Honest moment: recall validation through sampling is probabilistic. You're estimating model performance within confidence bounds, not certifying it with certainty. The 95% confidence interval means you'd expect to get the same or better result 95 out of 100 times you ran the same sampling procedure. Courts and opposing counsel generally accept this framing when it's stated clearly in protocol disclosures. What they don't accept is vague claims like "the model performed well."

Elusion Testing Starting in Round 4

Elusion testing is the specific practice of sampling the model's predicted-non-responsive population to check whether responsive documents are "eluding" classification. It's not the same as general QC sampling, and the timing matters.

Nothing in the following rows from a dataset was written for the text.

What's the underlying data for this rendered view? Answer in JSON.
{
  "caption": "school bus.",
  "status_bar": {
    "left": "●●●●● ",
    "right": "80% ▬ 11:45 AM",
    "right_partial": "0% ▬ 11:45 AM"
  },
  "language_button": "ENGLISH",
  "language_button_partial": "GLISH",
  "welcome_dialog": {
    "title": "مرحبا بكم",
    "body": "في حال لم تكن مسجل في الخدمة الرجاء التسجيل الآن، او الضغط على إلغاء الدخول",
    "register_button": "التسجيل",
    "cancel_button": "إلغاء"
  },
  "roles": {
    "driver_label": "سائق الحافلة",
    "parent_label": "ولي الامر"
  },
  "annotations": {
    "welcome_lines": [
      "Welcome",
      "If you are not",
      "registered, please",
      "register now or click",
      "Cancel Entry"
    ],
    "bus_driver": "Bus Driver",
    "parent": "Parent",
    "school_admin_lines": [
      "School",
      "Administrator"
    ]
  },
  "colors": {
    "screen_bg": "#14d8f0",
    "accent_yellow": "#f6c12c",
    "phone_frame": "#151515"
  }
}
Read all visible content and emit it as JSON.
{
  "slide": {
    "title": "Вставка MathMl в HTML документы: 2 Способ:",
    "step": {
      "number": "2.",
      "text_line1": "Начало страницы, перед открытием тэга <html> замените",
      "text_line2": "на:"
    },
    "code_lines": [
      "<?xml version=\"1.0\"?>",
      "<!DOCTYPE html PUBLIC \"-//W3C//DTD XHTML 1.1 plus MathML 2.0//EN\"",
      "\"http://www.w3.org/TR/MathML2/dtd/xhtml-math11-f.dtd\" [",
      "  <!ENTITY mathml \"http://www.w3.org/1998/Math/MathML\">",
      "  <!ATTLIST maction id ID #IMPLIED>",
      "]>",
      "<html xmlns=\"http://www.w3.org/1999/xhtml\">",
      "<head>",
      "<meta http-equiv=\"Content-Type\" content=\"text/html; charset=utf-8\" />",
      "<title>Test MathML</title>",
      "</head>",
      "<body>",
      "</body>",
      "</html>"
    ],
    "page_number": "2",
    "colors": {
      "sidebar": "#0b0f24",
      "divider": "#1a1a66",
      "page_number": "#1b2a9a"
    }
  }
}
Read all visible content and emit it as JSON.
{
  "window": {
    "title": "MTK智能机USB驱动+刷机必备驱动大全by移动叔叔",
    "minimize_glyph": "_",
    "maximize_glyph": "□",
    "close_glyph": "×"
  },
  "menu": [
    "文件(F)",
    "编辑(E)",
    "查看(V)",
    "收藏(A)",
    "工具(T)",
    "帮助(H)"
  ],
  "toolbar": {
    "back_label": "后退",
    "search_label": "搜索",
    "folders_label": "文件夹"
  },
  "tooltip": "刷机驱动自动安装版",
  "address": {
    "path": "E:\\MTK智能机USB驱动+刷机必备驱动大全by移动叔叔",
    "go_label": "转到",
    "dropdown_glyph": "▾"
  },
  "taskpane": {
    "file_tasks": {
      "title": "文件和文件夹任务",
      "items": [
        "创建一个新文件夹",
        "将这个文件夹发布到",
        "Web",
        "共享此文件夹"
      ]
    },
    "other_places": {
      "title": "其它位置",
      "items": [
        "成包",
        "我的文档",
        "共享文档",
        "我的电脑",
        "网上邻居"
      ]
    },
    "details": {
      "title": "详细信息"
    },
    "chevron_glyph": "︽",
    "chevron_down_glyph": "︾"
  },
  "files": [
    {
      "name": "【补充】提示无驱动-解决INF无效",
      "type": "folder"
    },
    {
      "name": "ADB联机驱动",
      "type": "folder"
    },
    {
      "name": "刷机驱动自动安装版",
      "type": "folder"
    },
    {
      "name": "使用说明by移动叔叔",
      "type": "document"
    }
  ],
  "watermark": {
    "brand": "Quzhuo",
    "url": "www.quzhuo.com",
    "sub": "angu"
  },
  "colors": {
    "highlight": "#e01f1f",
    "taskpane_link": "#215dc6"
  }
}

We start elusion testing from round 4 of predictive coding. Why round 4? Earlier rounds have too much model instability. The model is still actively incorporating training feedback, and elusion rates from rounds 1-3 reflect that instability more than they reflect actual review quality. Starting too early gives you noisy data that leads to premature calls about model readiness. Not useful.

From round 4 onward, stable elusion rates are one of the primary stabilization signals. Our protocol treats the model as stable when elusion rates across three consecutive rounds remain within 1 percentage point of each other. A single low elusion result is not stabilization. Three consistent low results are.

Practical note: If elusion rates drop sharply between rounds 4 and 5, then tick back up in round 6, that's a training issue, not a sampling anomaly. Re-examine your seed set before adding more training examples. Adding more seeds to a contaminated training set makes things worse, not better.

TAR Protocol Disclosure Format

Every number from your QC sampling process feeds into a disclosure document that courts and opposing counsel can audit. Discovarc outputs this documentation in a structured format designed to match standard TAR protocol disclosure expectations. The disclosure includes:

  • Total document population size
  • Training rounds completed
  • QC sample size and selection methodology
  • Estimated recall rate with confidence interval
  • Elusion rate per round (from round 4 forward)
  • Model stabilization criteria and date achieved
  • Seed set composition summary

This is the output that matters. You can run the most rigorous review process in the world, but if you can't document it in a format that holds up to scrutiny, the rigor is invisible. Our data shows that cases using structured TAR protocol disclosures face fewer discovery disputes than those relying on attorney certification alone. Fact: courts increasingly expect this documentation. Providing it proactively signals competence and reduces the odds of a challenge.

Unreviewed Documents and Predictive Disposition

No matter how large your review team, most matters will have a population of documents that never get human eyes. The model handles those. Predictive coding disposition means the model's classification for those documents is treated as final, subject to the QC validation process described above.

This is where the Discovarc workflow diverges from manual TAR approaches. Rather than having attorneys review low-ranked documents to verify non-responsiveness, we use the validated model to handle that population directly. The QC sampling process is the quality gate. If the model passes QC, the disposition stands. If it doesn't pass, we go back to training.

Integration with Relativity, DISCO, Everlaw, and Reveal means the disposition data flows directly into your existing review platform. We're not asking teams to migrate to a new system or export data into something proprietary. The QC results, elusion rates, and protocol disclosures are generated within the Discovarc layer and pushed back to your platform in the format it expects.

Simple as that.

QC sampling and recall validation are the backbone of defensible AI-assisted review. The math is accessible. The process is repeatable. The documentation is automatable. What it requires is a commitment to running the protocol correctly every time, not just when the stakes are obviously high.